Analysts question whether these services that guarantee legitimate e-mail and challenge the future of free e-mail will succeed, and whether they will adequately address the problem of vast and increasing volumes of unsolicited e-mail. But; itīs up to everyone to pay for what he considers worth having.

10. SPAM over Cellular Phones?

It is so easy to be enthusiastic over technological advances that one tends to forget that there are always people who are prepared to use the new technology for personal gain, regardless that they destroy the usability for other people in the process. When supermarkets replaced small shops, this radically reduced prices, until shoplifters became such a problem that security measures had to be taken. The cost for that, and for all pilfering, has to be paid for by the honest customers. E-mail over the Internet is a tremendous saver of time and money but, as has been seen, this is now being largerly offset by the time-consuming task of scanning and deleting junk mail.

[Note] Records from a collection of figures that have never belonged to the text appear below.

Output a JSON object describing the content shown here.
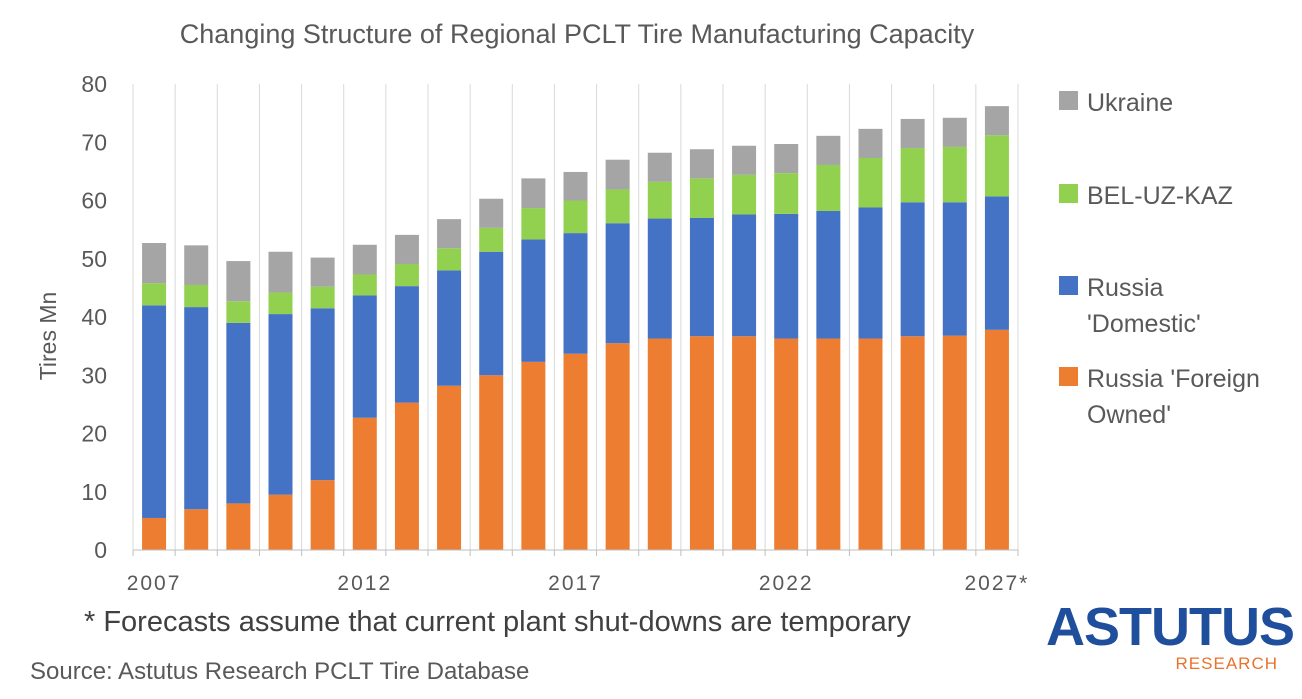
{
  "chart_data": {
    "type": "bar",
    "stacked": true,
    "title": "Changing Structure of Regional PCLT Tire Manufacturing Capacity",
    "ylabel": "Tires Mn",
    "xlabel": "",
    "ylim": [
      0,
      80
    ],
    "yticks": [
      0,
      10,
      20,
      30,
      40,
      50,
      60,
      70,
      80
    ],
    "categories": [
      "2007",
      "2008",
      "2009",
      "2010",
      "2011",
      "2012",
      "2013",
      "2014",
      "2015",
      "2016",
      "2017",
      "2018",
      "2019",
      "2020",
      "2021",
      "2022",
      "2023",
      "2024",
      "2025",
      "2026",
      "2027*"
    ],
    "xtick_labels": [
      "2007",
      "2012",
      "2017",
      "2022",
      "2027*"
    ],
    "grid": "vertical",
    "legend_position": "right",
    "series": [
      {
        "name": "Russia 'Foreign Owned'",
        "color": "#ED7D31",
        "values": [
          5.5,
          7,
          8,
          9.5,
          12,
          22.7,
          25.3,
          28.2,
          30,
          32.3,
          33.7,
          35.5,
          36.3,
          36.7,
          36.7,
          36.3,
          36.3,
          36.3,
          36.7,
          36.8,
          37.8
        ]
      },
      {
        "name": "Russia 'Domestic'",
        "color": "#4472C4",
        "values": [
          36.5,
          34.7,
          31,
          31,
          29.5,
          21,
          20,
          19.8,
          21.2,
          21,
          20.7,
          20.6,
          20.6,
          20.3,
          20.9,
          21.4,
          21.9,
          22.5,
          23,
          22.9,
          22.9
        ]
      },
      {
        "name": "BEL-UZ-KAZ",
        "color": "#92D050",
        "values": [
          3.8,
          3.8,
          3.7,
          3.7,
          3.7,
          3.6,
          3.8,
          3.8,
          4.1,
          5.4,
          5.6,
          5.8,
          6.3,
          6.8,
          6.8,
          7,
          7.9,
          8.5,
          9.3,
          9.5,
          10.5
        ]
      },
      {
        "name": "Ukraine",
        "color": "#A5A5A5",
        "values": [
          6.9,
          6.8,
          6.9,
          7,
          5,
          5.1,
          5,
          5,
          5,
          5.1,
          4.9,
          5.1,
          5,
          5,
          5,
          5,
          5,
          5,
          5,
          5,
          5
        ]
      }
    ]
  },
  "legend": [
    {
      "label": "Ukraine",
      "color": "#A5A5A5"
    },
    {
      "label": "BEL-UZ-KAZ",
      "color": "#92D050"
    },
    {
      "label": "Russia",
      "label2": "'Domestic'",
      "color": "#4472C4"
    },
    {
      "label": "Russia 'Foreign",
      "label2": "Owned'",
      "color": "#ED7D31"
    }
  ],
  "footnote": "* Forecasts assume that current plant shut-downs are temporary",
  "source": "Source: Astutus Research PCLT Tire Database",
  "logo": {
    "main": "ASTUTUS",
    "sub": "RESEARCH"
  }
}
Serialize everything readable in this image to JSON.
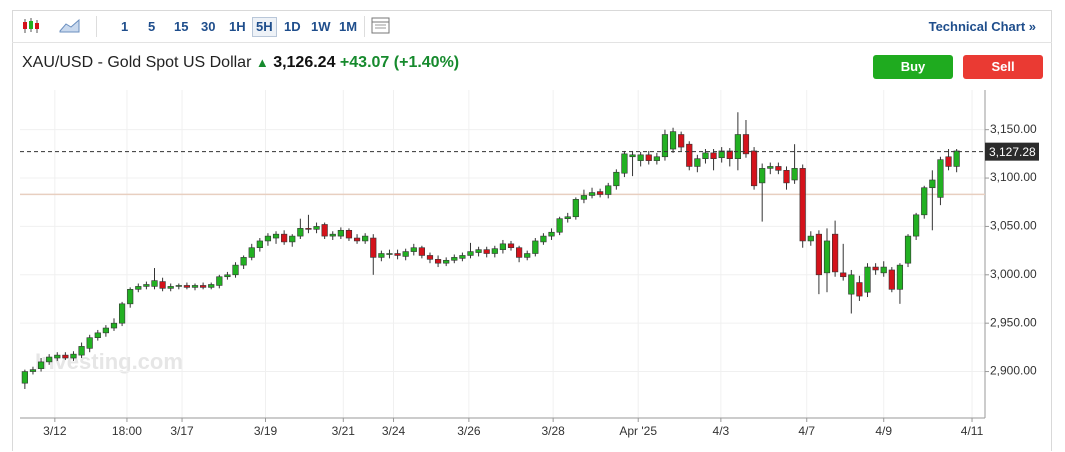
{
  "toolbar": {
    "intervals": [
      "1",
      "5",
      "15",
      "30",
      "1H",
      "5H",
      "1D",
      "1W",
      "1M"
    ],
    "active": "5H",
    "link": "Technical Chart »"
  },
  "instrument": {
    "name": "XAU/USD - Gold Spot US Dollar",
    "price": "3,126.24",
    "change": "+43.07",
    "change_pct": "(+1.40%)"
  },
  "buttons": {
    "buy": "Buy",
    "sell": "Sell"
  },
  "chart_data": {
    "type": "candlestick",
    "watermark": "Investing.com",
    "up_color": "#22b022",
    "down_color": "#d4121b",
    "open": [
      2888,
      2900,
      2903,
      2910,
      2914,
      2917,
      2914,
      2917,
      2924,
      2935,
      2940,
      2945,
      2950,
      2970,
      2985,
      2988,
      2988,
      2993,
      2986,
      2988,
      2989,
      2987,
      2989,
      2987,
      2989,
      2998,
      3000,
      3010,
      3018,
      3028,
      3035,
      3038,
      3042,
      3034,
      3040,
      3048,
      3047,
      3052,
      3040,
      3040,
      3046,
      3038,
      3035,
      3038,
      3018,
      3021,
      3022,
      3019,
      3024,
      3028,
      3020,
      3016,
      3012,
      3015,
      3017,
      3020,
      3023,
      3026,
      3022,
      3026,
      3032,
      3028,
      3018,
      3022,
      3034,
      3040,
      3044,
      3058,
      3060,
      3078,
      3082,
      3086,
      3083,
      3092,
      3105,
      3122,
      3118,
      3124,
      3118,
      3122,
      3130,
      3145,
      3135,
      3112,
      3120,
      3126,
      3121,
      3128,
      3120,
      3145,
      3128,
      3095,
      3110,
      3112,
      3108,
      3098,
      3110,
      3035,
      3042,
      3002,
      3042,
      3002,
      2980,
      2992,
      2982,
      3008,
      3002,
      3005,
      2985,
      3012,
      3040,
      3062,
      3090,
      3080,
      3122,
      3112
    ],
    "high": [
      2902,
      2905,
      2914,
      2918,
      2920,
      2920,
      2921,
      2930,
      2938,
      2943,
      2948,
      2955,
      2972,
      2987,
      2991,
      2993,
      3007,
      2997,
      2991,
      2991,
      2992,
      2991,
      2992,
      2992,
      3000,
      3003,
      3013,
      3020,
      3032,
      3038,
      3043,
      3045,
      3046,
      3042,
      3058,
      3062,
      3054,
      3054,
      3045,
      3049,
      3048,
      3042,
      3043,
      3042,
      3025,
      3026,
      3026,
      3027,
      3032,
      3030,
      3023,
      3020,
      3018,
      3021,
      3023,
      3033,
      3029,
      3029,
      3030,
      3036,
      3035,
      3030,
      3025,
      3038,
      3043,
      3048,
      3060,
      3064,
      3080,
      3088,
      3090,
      3089,
      3095,
      3109,
      3128,
      3128,
      3127,
      3128,
      3126,
      3150,
      3152,
      3148,
      3138,
      3124,
      3130,
      3130,
      3132,
      3131,
      3168,
      3160,
      3132,
      3115,
      3116,
      3116,
      3112,
      3135,
      3114,
      3045,
      3046,
      3048,
      3056,
      3032,
      3005,
      2999,
      3012,
      3012,
      3014,
      3008,
      3012,
      3042,
      3064,
      3092,
      3108,
      3122,
      3130,
      3130
    ],
    "low": [
      2882,
      2897,
      2900,
      2907,
      2911,
      2912,
      2911,
      2914,
      2920,
      2932,
      2936,
      2942,
      2947,
      2966,
      2982,
      2985,
      2985,
      2983,
      2983,
      2985,
      2985,
      2984,
      2985,
      2985,
      2986,
      2995,
      2997,
      3006,
      3015,
      3024,
      3030,
      3032,
      3031,
      3029,
      3037,
      3043,
      3043,
      3037,
      3036,
      3037,
      3035,
      3032,
      3032,
      3000,
      3014,
      3017,
      3016,
      3015,
      3020,
      3017,
      3012,
      3008,
      3009,
      3012,
      3014,
      3017,
      3019,
      3018,
      3018,
      3022,
      3025,
      3013,
      3015,
      3019,
      3031,
      3036,
      3041,
      3054,
      3057,
      3074,
      3079,
      3080,
      3079,
      3088,
      3101,
      3102,
      3112,
      3114,
      3114,
      3118,
      3126,
      3128,
      3108,
      3106,
      3115,
      3108,
      3116,
      3112,
      3108,
      3121,
      3088,
      3055,
      3104,
      3104,
      3088,
      3094,
      3028,
      3030,
      2980,
      2982,
      2998,
      2994,
      2960,
      2973,
      2977,
      3000,
      2998,
      2982,
      2970,
      3008,
      3036,
      3058,
      3046,
      3072,
      3108,
      3106
    ],
    "close": [
      2900,
      2902,
      2910,
      2915,
      2917,
      2914,
      2918,
      2926,
      2935,
      2940,
      2945,
      2950,
      2970,
      2985,
      2988,
      2990,
      2994,
      2986,
      2988,
      2989,
      2987,
      2989,
      2987,
      2990,
      2998,
      3000,
      3010,
      3018,
      3028,
      3035,
      3040,
      3042,
      3034,
      3040,
      3048,
      3047,
      3050,
      3040,
      3042,
      3046,
      3038,
      3035,
      3040,
      3018,
      3022,
      3022,
      3020,
      3024,
      3028,
      3020,
      3016,
      3012,
      3015,
      3018,
      3020,
      3024,
      3026,
      3022,
      3027,
      3032,
      3028,
      3018,
      3022,
      3035,
      3040,
      3044,
      3058,
      3060,
      3078,
      3082,
      3085,
      3083,
      3092,
      3106,
      3125,
      3124,
      3124,
      3118,
      3122,
      3145,
      3148,
      3132,
      3112,
      3120,
      3126,
      3120,
      3128,
      3120,
      3145,
      3125,
      3092,
      3110,
      3112,
      3108,
      3095,
      3110,
      3035,
      3040,
      3000,
      3035,
      3003,
      2998,
      3000,
      2978,
      3008,
      3005,
      3008,
      2985,
      3010,
      3040,
      3062,
      3090,
      3098,
      3119,
      3112,
      3128
    ],
    "xlim": [
      -0.6,
      118.5
    ],
    "xticks": [
      {
        "value": 3.7,
        "label": "3/12"
      },
      {
        "value": 12.6,
        "label": "18:00"
      },
      {
        "value": 19.4,
        "label": "3/17"
      },
      {
        "value": 29.7,
        "label": "3/19"
      },
      {
        "value": 39.3,
        "label": "3/21"
      },
      {
        "value": 45.5,
        "label": "3/24"
      },
      {
        "value": 54.8,
        "label": "3/26"
      },
      {
        "value": 65.2,
        "label": "3/28"
      },
      {
        "value": 75.7,
        "label": "Apr '25"
      },
      {
        "value": 85.9,
        "label": "4/3"
      },
      {
        "value": 96.5,
        "label": "4/7"
      },
      {
        "value": 106,
        "label": "4/9"
      },
      {
        "value": 116.9,
        "label": "4/11"
      }
    ],
    "ylim": [
      2852,
      3191
    ],
    "yticks": [
      {
        "value": 2900,
        "label": "2,900.00"
      },
      {
        "value": 2950,
        "label": "2,950.00"
      },
      {
        "value": 3000,
        "label": "3,000.00"
      },
      {
        "value": 3050,
        "label": "3,050.00"
      },
      {
        "value": 3100,
        "label": "3,100.00"
      },
      {
        "value": 3150,
        "label": "3,150.00"
      }
    ],
    "grid": true,
    "last_price": {
      "value": 3127.28,
      "label": "3,127.28"
    },
    "reference_line": 3083.17
  }
}
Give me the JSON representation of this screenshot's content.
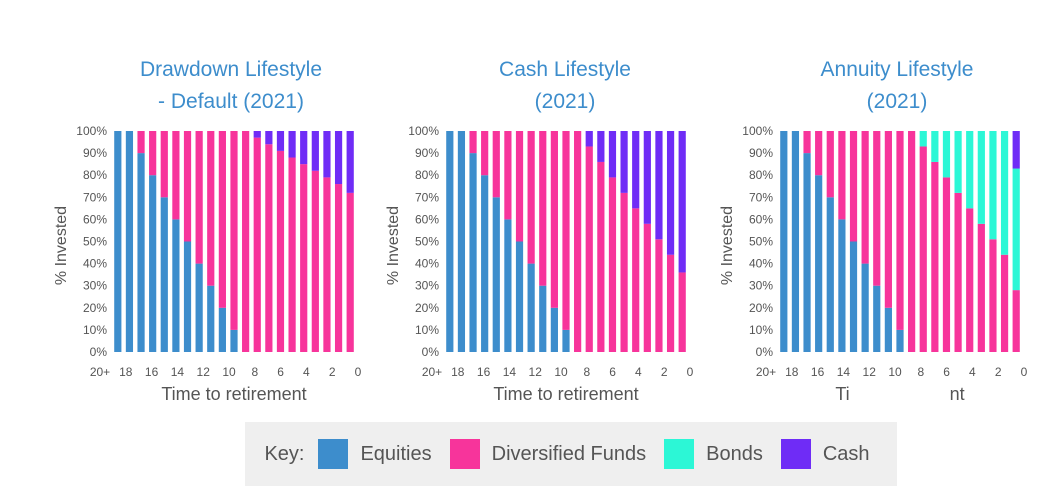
{
  "colors": {
    "equities": "#3d8dcc",
    "diversified": "#f7349b",
    "bonds": "#2cf7d6",
    "cash": "#6f2cf6",
    "title": "#3d8dcc",
    "text": "#555555"
  },
  "key": {
    "label": "Key:",
    "items": [
      {
        "name": "Equities",
        "color": "#3d8dcc"
      },
      {
        "name": "Diversified Funds",
        "color": "#f7349b"
      },
      {
        "name": "Bonds",
        "color": "#2cf7d6"
      },
      {
        "name": "Cash",
        "color": "#6f2cf6"
      }
    ]
  },
  "chart_data": [
    {
      "type": "bar",
      "stacked": true,
      "title_lines": [
        "Drawdown Lifestyle",
        "- Default (2021)"
      ],
      "xlabel": "Time to retirement",
      "ylabel": "% Invested",
      "ylim": [
        0,
        100
      ],
      "y_ticks": [
        "0%",
        "10%",
        "20%",
        "30%",
        "40%",
        "50%",
        "60%",
        "70%",
        "80%",
        "90%",
        "100%"
      ],
      "x_tick_labels": [
        "20+",
        "18",
        "16",
        "14",
        "12",
        "10",
        "8",
        "6",
        "4",
        "2",
        "0"
      ],
      "categories": [
        "20+",
        "19",
        "18",
        "17",
        "16",
        "15",
        "14",
        "13",
        "12",
        "11",
        "10",
        "9",
        "8",
        "7",
        "6",
        "5",
        "4",
        "3",
        "2",
        "1",
        "0"
      ],
      "series": [
        {
          "name": "Equities",
          "values": [
            100,
            100,
            90,
            80,
            70,
            60,
            50,
            40,
            30,
            20,
            10,
            0,
            0,
            0,
            0,
            0,
            0,
            0,
            0,
            0,
            0
          ]
        },
        {
          "name": "Diversified Funds",
          "values": [
            0,
            0,
            10,
            20,
            30,
            40,
            50,
            60,
            70,
            80,
            90,
            100,
            97,
            94,
            91,
            88,
            85,
            82,
            79,
            76,
            72
          ]
        },
        {
          "name": "Bonds",
          "values": [
            0,
            0,
            0,
            0,
            0,
            0,
            0,
            0,
            0,
            0,
            0,
            0,
            0,
            0,
            0,
            0,
            0,
            0,
            0,
            0,
            0
          ]
        },
        {
          "name": "Cash",
          "values": [
            0,
            0,
            0,
            0,
            0,
            0,
            0,
            0,
            0,
            0,
            0,
            0,
            3,
            6,
            9,
            12,
            15,
            18,
            21,
            24,
            28
          ]
        }
      ]
    },
    {
      "type": "bar",
      "stacked": true,
      "title_lines": [
        "Cash Lifestyle",
        "(2021)"
      ],
      "xlabel": "Time to retirement",
      "ylabel": "% Invested",
      "ylim": [
        0,
        100
      ],
      "y_ticks": [
        "0%",
        "10%",
        "20%",
        "30%",
        "40%",
        "50%",
        "60%",
        "70%",
        "80%",
        "90%",
        "100%"
      ],
      "x_tick_labels": [
        "20+",
        "18",
        "16",
        "14",
        "12",
        "10",
        "8",
        "6",
        "4",
        "2",
        "0"
      ],
      "categories": [
        "20+",
        "19",
        "18",
        "17",
        "16",
        "15",
        "14",
        "13",
        "12",
        "11",
        "10",
        "9",
        "8",
        "7",
        "6",
        "5",
        "4",
        "3",
        "2",
        "1",
        "0"
      ],
      "series": [
        {
          "name": "Equities",
          "values": [
            100,
            100,
            90,
            80,
            70,
            60,
            50,
            40,
            30,
            20,
            10,
            0,
            0,
            0,
            0,
            0,
            0,
            0,
            0,
            0,
            0
          ]
        },
        {
          "name": "Diversified Funds",
          "values": [
            0,
            0,
            10,
            20,
            30,
            40,
            50,
            60,
            70,
            80,
            90,
            100,
            93,
            86,
            79,
            72,
            65,
            58,
            51,
            44,
            36
          ]
        },
        {
          "name": "Bonds",
          "values": [
            0,
            0,
            0,
            0,
            0,
            0,
            0,
            0,
            0,
            0,
            0,
            0,
            0,
            0,
            0,
            0,
            0,
            0,
            0,
            0,
            0
          ]
        },
        {
          "name": "Cash",
          "values": [
            0,
            0,
            0,
            0,
            0,
            0,
            0,
            0,
            0,
            0,
            0,
            0,
            7,
            14,
            21,
            28,
            35,
            42,
            49,
            56,
            64
          ]
        }
      ]
    },
    {
      "type": "bar",
      "stacked": true,
      "title_lines": [
        "Annuity Lifestyle",
        "(2021)"
      ],
      "xlabel": "Ti                    nt",
      "ylabel": "% Invested",
      "ylim": [
        0,
        100
      ],
      "y_ticks": [
        "0%",
        "10%",
        "20%",
        "30%",
        "40%",
        "50%",
        "60%",
        "70%",
        "80%",
        "90%",
        "100%"
      ],
      "x_tick_labels": [
        "20+",
        "18",
        "16",
        "14",
        "12",
        "10",
        "8",
        "6",
        "4",
        "2",
        "0"
      ],
      "categories": [
        "20+",
        "19",
        "18",
        "17",
        "16",
        "15",
        "14",
        "13",
        "12",
        "11",
        "10",
        "9",
        "8",
        "7",
        "6",
        "5",
        "4",
        "3",
        "2",
        "1",
        "0"
      ],
      "series": [
        {
          "name": "Equities",
          "values": [
            100,
            100,
            90,
            80,
            70,
            60,
            50,
            40,
            30,
            20,
            10,
            0,
            0,
            0,
            0,
            0,
            0,
            0,
            0,
            0,
            0
          ]
        },
        {
          "name": "Diversified Funds",
          "values": [
            0,
            0,
            10,
            20,
            30,
            40,
            50,
            60,
            70,
            80,
            90,
            100,
            93,
            86,
            79,
            72,
            65,
            58,
            51,
            44,
            28
          ]
        },
        {
          "name": "Bonds",
          "values": [
            0,
            0,
            0,
            0,
            0,
            0,
            0,
            0,
            0,
            0,
            0,
            0,
            7,
            14,
            21,
            28,
            35,
            42,
            49,
            56,
            55
          ]
        },
        {
          "name": "Cash",
          "values": [
            0,
            0,
            0,
            0,
            0,
            0,
            0,
            0,
            0,
            0,
            0,
            0,
            0,
            0,
            0,
            0,
            0,
            0,
            0,
            0,
            17
          ]
        }
      ]
    }
  ]
}
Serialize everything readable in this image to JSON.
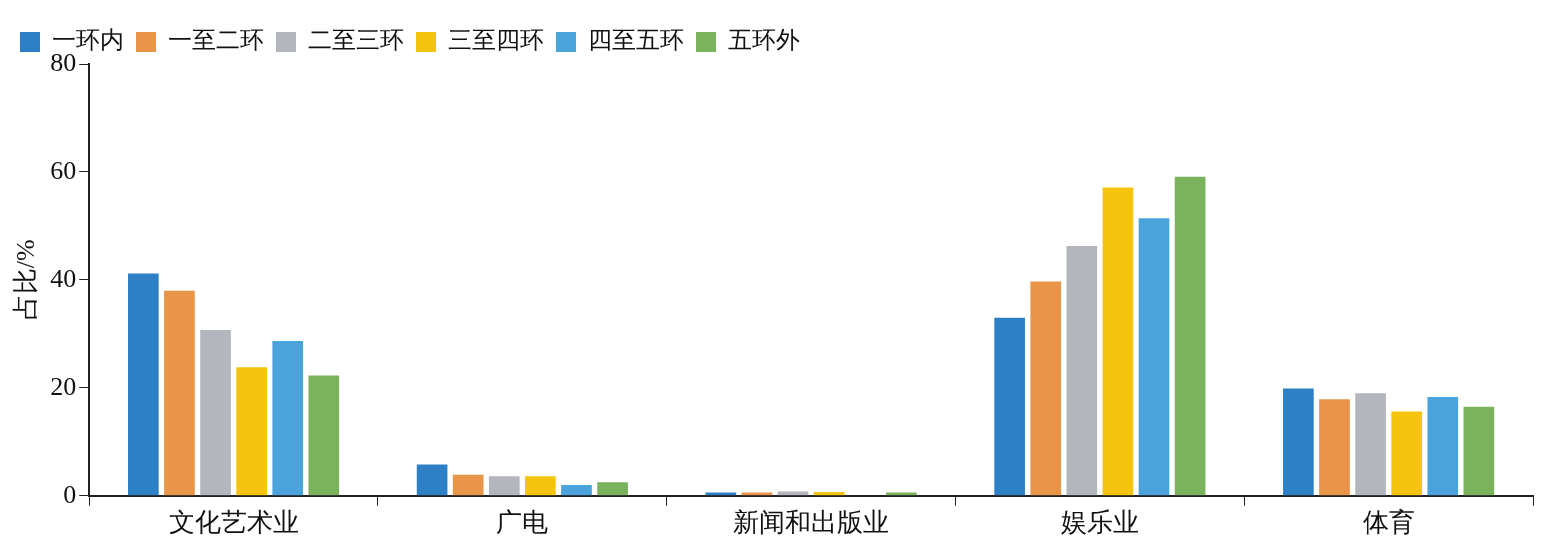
{
  "chart_data": {
    "type": "bar",
    "ylabel": "占比/%",
    "categories": [
      "文化艺术业",
      "广电",
      "新闻和出版业",
      "娱乐业",
      "体育"
    ],
    "series": [
      {
        "name": "一环内",
        "color": "#2e80c6",
        "values": [
          41.2,
          5.8,
          0.6,
          33,
          19.9
        ]
      },
      {
        "name": "一至二环",
        "color": "#e8954a",
        "values": [
          38,
          3.9,
          0.6,
          39.7,
          17.9
        ]
      },
      {
        "name": "二至三环",
        "color": "#b4b6bd",
        "values": [
          30.7,
          3.6,
          0.8,
          46.3,
          19
        ]
      },
      {
        "name": "三至四环",
        "color": "#f5c40f",
        "values": [
          23.8,
          3.6,
          0.7,
          57.1,
          15.6
        ]
      },
      {
        "name": "四至五环",
        "color": "#4aa3db",
        "values": [
          28.7,
          2,
          0,
          51.4,
          18.3
        ]
      },
      {
        "name": "五环外",
        "color": "#7bb35d",
        "values": [
          22.3,
          2.5,
          0.6,
          59.1,
          16.5
        ]
      }
    ],
    "ylim": [
      0,
      80
    ],
    "yticks": [
      0,
      20,
      40,
      60,
      80
    ],
    "grid": false,
    "legend": "top left"
  }
}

What about the emerging broadband wireless technology? GSM-phones are now gradually being replaced by the enhanced 3G-phones. When will spammers discover how easy it will be to deliver voice messages to your telephone answering machines? It will take about one minute of listening, before you realize that this is not a new potential customer, but spam. 30 such messages waiting on your answering machine, and you will have wasted half an hour. It will be awfully difficult to design spam filters that can separate junk messages from those that you want to hear. The sending address can be faked. Voice, wording and intonation of a message are those criteria that an anti-spam filter would have to check, there are no other useful criteria.

Already today we have seen the emergence of junk-SMS-messages, that occupy the narrow bandwith allotted to SMS. They also needlessly occupy the message buffers of the cellphones, so that they have to be checked and deleted pretty regurlarly, so that there will be buffer space for genuine SMS-messages. One can object that sending such messages will cost money to the spammers, in difference to IP-based spam over Internet, which is virtually free. That may be true, but then one forgets about VoIP, Voice over IP, which allows anyone to use the Internet IP-protocol to send voice messages. It wonīt be free of charge to use the 3G technology, but cheap enough to tempt spammers.